Pinecone, a vector database for scaling AI, is introducing a new bulk import feature to make it easier to ingest large amounts of data into its serverless infrastructure.
According to the company, this new feature, now in public preview, is useful in scenarios when a team would want to import over 100 million records (though it currently has a 200 million record limit), onboard a known or new tenant, or migrate production workloads from another provider into Pinecone.
The company claims that bulk import results in six times lower ingestion costs than comparable upsert-based processes. It costs $1.00/GB, and, for instance, ingesting 10 million records of 768-dimension costs $30 with bulk import.
RELATED: Pros and cons of 5 AI/ML workflow tools for data scientists today
Because it is an asynchronous, long-running process, customers don’t have to performance tune or monitor the status of their imports; Pinecone takes care of it in the background.
During the import process, data is read from a secure bucket in the customer’s object storage, which provides them with control over data access, including the ability to revoke Pinecone’s access whenever.
While in public preview, Pinecone is limiting bulk import to writing records into a new serverless namespace, meaning that data cannot currently be imported into existing namespaces. Additionally, bulk import is limited to Amazon S3 for serverless AWS regions, but the company will be adding support for Google Cloud Storage and Azure Blob Storage in a couple of weeks.
Pinecone serverless now GA on Google Cloud, Microsoft Azure
Adding to the existing AWS support, Pinecone serverless is now generally available on both Google Cloud and Microsoft Azure.
Google Cloud support is available in us-central1 (Iowa) and europe-west4 (Netherlands), and Microsoft Azure support is available in eastus2 (Virginia), with additional regions coming soon to both clouds.
This availability also comes with new features in public preview, such as backups for serverless indexes for all three clouds available for Standard and Enterprise users, and more granular access controls for the Control Plane and Data Plane, including NoAccess, ReadOnly, and ReadWrite.
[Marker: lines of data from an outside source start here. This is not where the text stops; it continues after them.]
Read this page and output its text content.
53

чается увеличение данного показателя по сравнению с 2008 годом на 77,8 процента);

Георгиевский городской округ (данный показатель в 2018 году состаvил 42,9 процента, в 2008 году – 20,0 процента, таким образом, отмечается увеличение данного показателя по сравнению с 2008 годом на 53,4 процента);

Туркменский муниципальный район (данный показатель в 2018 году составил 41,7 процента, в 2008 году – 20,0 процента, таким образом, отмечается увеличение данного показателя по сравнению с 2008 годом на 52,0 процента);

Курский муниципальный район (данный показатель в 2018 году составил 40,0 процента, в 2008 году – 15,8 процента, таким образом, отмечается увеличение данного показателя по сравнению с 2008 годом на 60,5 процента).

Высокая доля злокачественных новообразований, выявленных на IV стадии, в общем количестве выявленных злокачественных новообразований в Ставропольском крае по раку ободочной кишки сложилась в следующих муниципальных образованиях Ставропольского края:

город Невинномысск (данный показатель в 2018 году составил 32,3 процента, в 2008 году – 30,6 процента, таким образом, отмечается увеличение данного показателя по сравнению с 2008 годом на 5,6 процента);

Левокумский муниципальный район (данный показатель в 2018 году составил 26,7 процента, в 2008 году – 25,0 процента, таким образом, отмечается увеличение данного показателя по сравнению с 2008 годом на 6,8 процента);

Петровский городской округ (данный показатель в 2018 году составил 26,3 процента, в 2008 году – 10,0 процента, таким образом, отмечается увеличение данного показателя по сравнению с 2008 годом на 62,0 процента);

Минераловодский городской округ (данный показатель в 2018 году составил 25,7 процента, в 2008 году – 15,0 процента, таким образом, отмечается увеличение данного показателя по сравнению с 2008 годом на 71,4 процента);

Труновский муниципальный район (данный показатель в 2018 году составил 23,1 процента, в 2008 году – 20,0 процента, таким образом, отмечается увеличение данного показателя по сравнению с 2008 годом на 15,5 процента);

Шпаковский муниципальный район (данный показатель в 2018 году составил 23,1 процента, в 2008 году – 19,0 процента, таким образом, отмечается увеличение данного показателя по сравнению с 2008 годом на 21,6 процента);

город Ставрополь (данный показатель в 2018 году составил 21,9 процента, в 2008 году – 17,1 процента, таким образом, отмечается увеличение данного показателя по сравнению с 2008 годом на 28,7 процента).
Pinecone will also add more user roles — Org Owner, Billing Admin, Org Manager, and Org Member — at the Organization and Project levels in a couple of weeks.
“Bringing Pinecone’s serverless vector database to Google Cloud Marketplace will help customers quickly deploy, manage, and grow the platform on Google Cloud’s trusted, global infrastructure,” said Dai Vu, managing director of Marketplace & ISV GTM Programs at Google Cloud. “Pinecone customers can now easily build knowledgeable AI applications securely and at scale as they progress their digital transformation journeys.”